There are three groups of stones: in the first – 10, in the second – 15, in the third – 20. During one turn, you are allowed to split any pile into two smaller ones; the one who cannot make a move loses.
Two players take turns to put rooks on a chessboard so that the rooks cannot capture each other. The player who cannot make a move loses.
On a board there are written 10 units and 10 deuces. During a game, one is allowed to erase any two numbers and, if they are the same, write a deuce, and if they are different then they can write a one. If the last digit left on the board is a unit, then the first player won, if it is a deuce then the second player wins.

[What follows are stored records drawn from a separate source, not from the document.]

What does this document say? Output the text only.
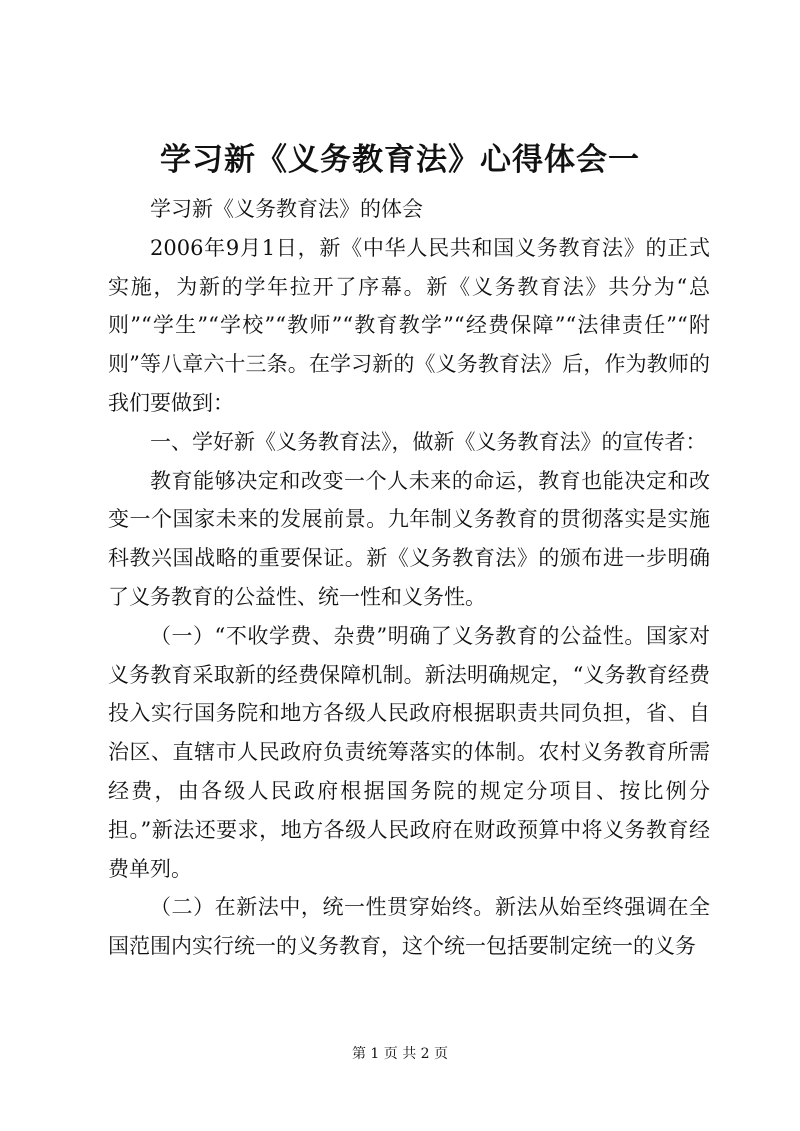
学习新《义务教育法》心得体会一

学习新《义务教育法》的体会

2006年9月1日，新《中华人民共和国义务教育法》的正式实施，为新的学年拉开了序幕。新《义务教育法》共分为“总则”“学生”“学校”“教师”“教育教学”“经费保障”“法律责任”“附则”等八章六十三条。在学习新的《义务教育法》后，作为教师的我们要做到：

一、学好新《义务教育法》，做新《义务教育法》的宣传者：

教育能够决定和改变一个人未来的命运，教育也能决定和改变一个国家未来的发展前景。九年制义务教育的贯彻落实是实施科教兴国战略的重要保证。新《义务教育法》的颁布进一步明确了义务教育的公益性、统一性和义务性。

（一）“不收学费、杂费”明确了义务教育的公益性。国家对义务教育采取新的经费保障机制。新法明确规定，“义务教育经费投入实行国务院和地方各级人民政府根据职责共同负担，省、自治区、直辖市人民政府负责统筹落实的体制。农村义务教育所需经费，由各级人民政府根据国务院的规定分项目、按比例分担。”新法还要求，地方各级人民政府在财政预算中将义务教育经费单列。

（二）在新法中，统一性贯穿始终。新法从始至终强调在全国范围内实行统一的义务教育，这个统一包括要制定统一的义务

第 1 页 共 2 页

Two players in turn put coins on a round table, in such a way that they do not overlap. The player who can not make a move loses.
Two grandmasters in turn put rooks on a chessboard (one turn – one rook) so that they cannot capture each other. The person who cannot put a rook on the chessboard loses. Who will win with the game – the first or second grandmaster?
Two people play the following game. Each player in turn rubs out 9 numbers (at his choice) from the sequence \(1, 2, \dots , 100, 101\). After eleven such deletions, 2 numbers will remain. The first player is awarded so many points, as is the difference between these remaining numbers. Prove that the first player can always score at least 55 points, no matter how played the second.
On a board of size \(8 \times 8\), two in turn colour the cells so that there are no corners of three coloured squares. The player who can’t make a move loses. Who wins with the right strategy?
On a plane there are 100 sheep-points and one wolf-point. In one move, the wolf moves by no more than 1, after which one of the sheep moves by a distance of no more than 1, after that the wolf again moves, etc. At any initial location of the points, will a wolf be able to catch one of the sheep?
Two boys play the following game: they take turns placing rooks on a chessboard. The one who wins is the one whose last move leaves all the board cells filled. Who wins if both try to play with the best possible strategy?
On the board the number 1 is written. Two players in turn add any number from 1 to 5 to the number on the board and write down the total instead. The player who first makes the number thirty on the board wins. Specify a winning strategy for the second player.